В этот момент Сухайл заметил любопытный взгляд Махиры и заговорил по-ахиатски, да с такой быстротой, что я едва могла разобрать одно слово из четырех. Сумела понять одно: он объясняет сестре, что за бумага вызвала у него столь бурную реакцию. Я же тем временем, не стараясь понять его слов, наблюдала за Махирой. Та выглядела задумчиво, почти никак не проявляла мыслей и чувств, но я полагала, что она довольна. Если мои догадки касательно ее привязанности к брату были верны, столь дорогой для него подарок должен был порадовать и ее. Действительно ли было так или нет, поступка моего она, по-видимому, не порицала.

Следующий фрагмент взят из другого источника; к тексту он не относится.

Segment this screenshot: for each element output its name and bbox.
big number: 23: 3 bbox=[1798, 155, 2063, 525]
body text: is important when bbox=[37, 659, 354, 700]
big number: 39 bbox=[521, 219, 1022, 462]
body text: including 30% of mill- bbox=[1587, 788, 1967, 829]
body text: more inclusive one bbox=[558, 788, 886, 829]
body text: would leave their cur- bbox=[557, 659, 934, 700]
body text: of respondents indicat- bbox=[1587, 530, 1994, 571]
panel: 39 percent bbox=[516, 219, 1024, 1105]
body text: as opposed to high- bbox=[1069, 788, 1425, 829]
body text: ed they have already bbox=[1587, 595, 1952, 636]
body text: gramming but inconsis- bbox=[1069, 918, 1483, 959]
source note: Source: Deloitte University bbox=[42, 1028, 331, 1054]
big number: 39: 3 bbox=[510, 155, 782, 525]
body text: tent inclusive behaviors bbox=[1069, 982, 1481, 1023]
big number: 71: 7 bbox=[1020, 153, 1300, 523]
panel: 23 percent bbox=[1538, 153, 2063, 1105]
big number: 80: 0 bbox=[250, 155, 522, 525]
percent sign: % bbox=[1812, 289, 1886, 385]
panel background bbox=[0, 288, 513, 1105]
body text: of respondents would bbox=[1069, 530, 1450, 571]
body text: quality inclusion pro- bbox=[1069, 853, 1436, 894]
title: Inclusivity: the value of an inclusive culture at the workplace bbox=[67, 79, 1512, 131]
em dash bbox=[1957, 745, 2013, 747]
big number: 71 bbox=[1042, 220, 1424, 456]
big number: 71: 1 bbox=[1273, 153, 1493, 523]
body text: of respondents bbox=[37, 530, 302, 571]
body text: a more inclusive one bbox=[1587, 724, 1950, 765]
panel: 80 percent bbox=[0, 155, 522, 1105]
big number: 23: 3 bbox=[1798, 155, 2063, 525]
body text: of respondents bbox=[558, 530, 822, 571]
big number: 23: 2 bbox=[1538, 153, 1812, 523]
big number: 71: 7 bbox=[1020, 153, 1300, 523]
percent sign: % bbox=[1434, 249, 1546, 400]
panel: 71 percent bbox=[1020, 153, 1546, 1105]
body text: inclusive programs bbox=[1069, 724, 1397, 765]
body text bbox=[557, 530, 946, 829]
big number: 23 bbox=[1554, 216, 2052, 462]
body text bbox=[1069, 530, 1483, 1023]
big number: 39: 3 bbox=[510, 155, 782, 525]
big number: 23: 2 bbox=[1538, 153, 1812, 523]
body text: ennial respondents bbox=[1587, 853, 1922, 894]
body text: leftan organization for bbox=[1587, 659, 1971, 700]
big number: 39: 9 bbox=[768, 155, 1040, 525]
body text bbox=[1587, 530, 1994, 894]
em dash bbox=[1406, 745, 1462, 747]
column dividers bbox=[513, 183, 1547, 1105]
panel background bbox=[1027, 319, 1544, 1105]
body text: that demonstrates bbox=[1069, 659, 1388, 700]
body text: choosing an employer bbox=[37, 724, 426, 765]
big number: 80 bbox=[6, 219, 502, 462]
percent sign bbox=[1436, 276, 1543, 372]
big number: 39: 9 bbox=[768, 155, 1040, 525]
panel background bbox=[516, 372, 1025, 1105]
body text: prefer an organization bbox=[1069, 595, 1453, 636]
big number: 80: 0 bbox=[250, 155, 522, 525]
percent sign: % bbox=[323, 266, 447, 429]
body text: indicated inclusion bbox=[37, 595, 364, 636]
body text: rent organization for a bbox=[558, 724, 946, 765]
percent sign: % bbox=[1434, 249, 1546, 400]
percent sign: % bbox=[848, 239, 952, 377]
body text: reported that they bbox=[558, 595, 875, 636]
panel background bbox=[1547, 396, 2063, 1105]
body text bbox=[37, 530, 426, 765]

Сухайл спрятал бумагу в карман вышитого халата и приложил правую руку к сердцу.
– Я никогда не забуду вашей щедрости, – сказал он. – Но… мне пора.
– Конечно, – сказала я и, не подумав, подала ему руку.
Сухайл отступил назад и с сожалением улыбнулся.
– Здесь вы уже не ке-анакаи.
То было напоминание о временах, когда мы вместе застряли на Кеонге. Среди кеонгских туземцев я считалась не женщиной и не мужчиной, а существом совершенно иным – «одержимой драконом», душой древнего чудовища, возродившейся в человеческом теле. В метафизическую часть сей концепции мы с Сухайлом не верили, однако ее социальный аспект был вполне реален и позволял обойти многие требования приличий… но лишь на время, и время это прошло.
– Да, конечно. Прошу прощения, – сказала я, сложив руки на животе и склонившись в неловком реверансе. – Надеюсь, мы еще увидимся. Думаю, чтобы наладить дела здесь, нам с Томом понадобится выехать в пустыню, и ваша помощь в этом была бы очень кстати.
– На все воля Господа, – ответил Сухайл.
Несмотря на всю ее проникновенность, прозвучала сия ритуальная фраза не слишком-то оптимистично.
Сухайл ушел, оставив меня с Махирой. Та отложила книгу, подошла ко мне и с неожиданной прямотой сказала:
– Он очень хотел поговорить с вами.
Я с ним – тоже.
– Спасибо вам за то, что устроили эту встречу, – сказала я, сама удивившись грусти в собственном голосе. Эта грусть, не менее чем всякое чувство долга, и послужила причиной следующих слов: – Теперь мне пора вернуться к работе. Пожалуйста, извещайте меня, как поживают медоежки.